The other observed friction: about half the categories were noise for this run. Mobile, Core Web Vitals, IndexNow, and JS rendering didn’t apply (static Astro, no CrUX data on a same-day-live site, IndexNow not implemented). The skill doesn’t have a “skip if not applicable” mode — you read past the categories that don’t fit. Not blocking, but the audit ran shorter than the framework implied. The companion run on the same site with /seo-page, /seo-audit, /seo-content hit the same shape — frameworks size for full coverage, real audits use a fraction.

What I’d change

Two takeaways for any technical-SEO audit on a CDN-hosted site.

Read the actual response, not just the framework. The Cloudflare prepend was caught by curl and a byte-count diff against the committed source — not by running the skill’s checklist. For any site behind a CDN with crawler-policy features (Cloudflare AI Audit, Akamai Bot Manager, Fastly’s similar work), do the byte-count diff before running the audit. If the live robots.txt is bigger than the committed one, something injected.

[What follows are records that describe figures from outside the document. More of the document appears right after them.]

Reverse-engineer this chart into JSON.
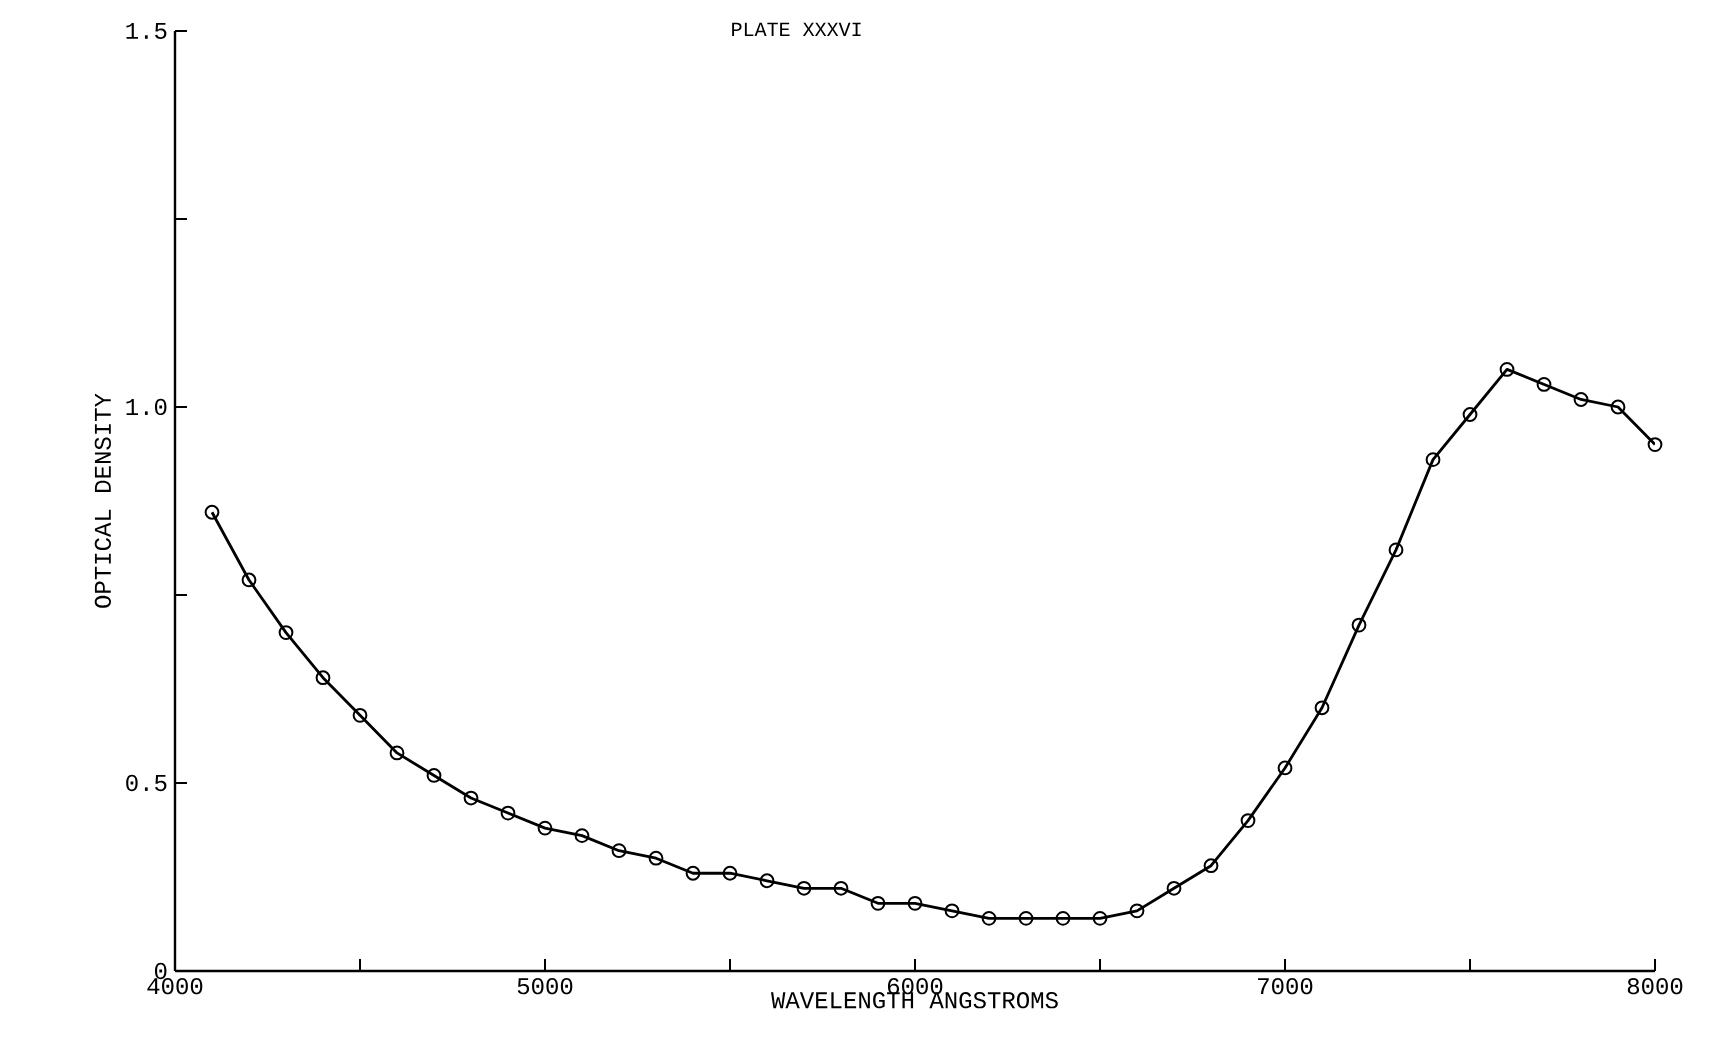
{
  "chart_data": {
    "type": "line",
    "title": "PLATE XXXVI",
    "xlabel": "WAVELENGTH ANGSTROMS",
    "ylabel": "OPTICAL DENSITY",
    "marker": "circle",
    "line_style": "solid",
    "x": [
      4100,
      4200,
      4300,
      4400,
      4500,
      4600,
      4700,
      4800,
      4900,
      5000,
      5100,
      5200,
      5300,
      5400,
      5500,
      5600,
      5700,
      5800,
      5900,
      6000,
      6100,
      6200,
      6300,
      6400,
      6500,
      6600,
      6700,
      6800,
      6900,
      7000,
      7100,
      7200,
      7300,
      7400,
      7500,
      7600,
      7700,
      7800,
      7900,
      8000
    ],
    "series": [
      {
        "color": "#000000",
        "values": [
          0.86,
          0.77,
          0.7,
          0.64,
          0.59,
          0.54,
          0.51,
          0.48,
          0.46,
          0.44,
          0.43,
          0.41,
          0.4,
          0.38,
          0.38,
          0.37,
          0.36,
          0.36,
          0.34,
          0.34,
          0.33,
          0.32,
          0.32,
          0.32,
          0.32,
          0.33,
          0.36,
          0.39,
          0.45,
          0.52,
          0.6,
          0.71,
          0.81,
          0.93,
          0.99,
          1.05,
          1.03,
          1.01,
          1.0,
          0.95
        ]
      }
    ],
    "xlim": [
      4000,
      8000
    ],
    "ylim": [
      0.25,
      1.5
    ],
    "xticks": [
      4000,
      {
        "value": 4500,
        "label": null
      },
      5000,
      {
        "value": 5500,
        "label": null
      },
      6000,
      {
        "value": 6500,
        "label": null
      },
      7000,
      {
        "value": 7500,
        "label": null
      },
      8000
    ],
    "yticks": [
      {
        "value": 0.25,
        "label": "0"
      },
      0.5,
      {
        "value": 0.75,
        "label": null
      },
      {
        "value": 1.0,
        "label": "1.0"
      },
      {
        "value": 1.25,
        "label": null
      },
      1.5
    ]
  }
}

Use the AI-crawler taxonomy to grade what’s blocked. “AI bots blocked” is a near-meaningless finding. Training-data ingestion blocked but real-time browsing intact is actionable — it tells you the recovery path is to rely on ChatGPT-User / Perplexity-User / Googlebot for citation while you decide whether to flip the Cloudflare toggle. Without the taxonomy you over-call the severity.

The fix on this site was a Cloudflare dashboard toggle: Security → Bots → AI Audit (disable) plus Manage your robots.txt → Disable robots.txt configuration. The latter is a separate switch that can leak directives even when AI Audit is off — both belong off if you want the committed public/robots.txt to be the single source of truth. After the toggle, /robots.txt came back 966 bytes, byte-for-byte identical to source.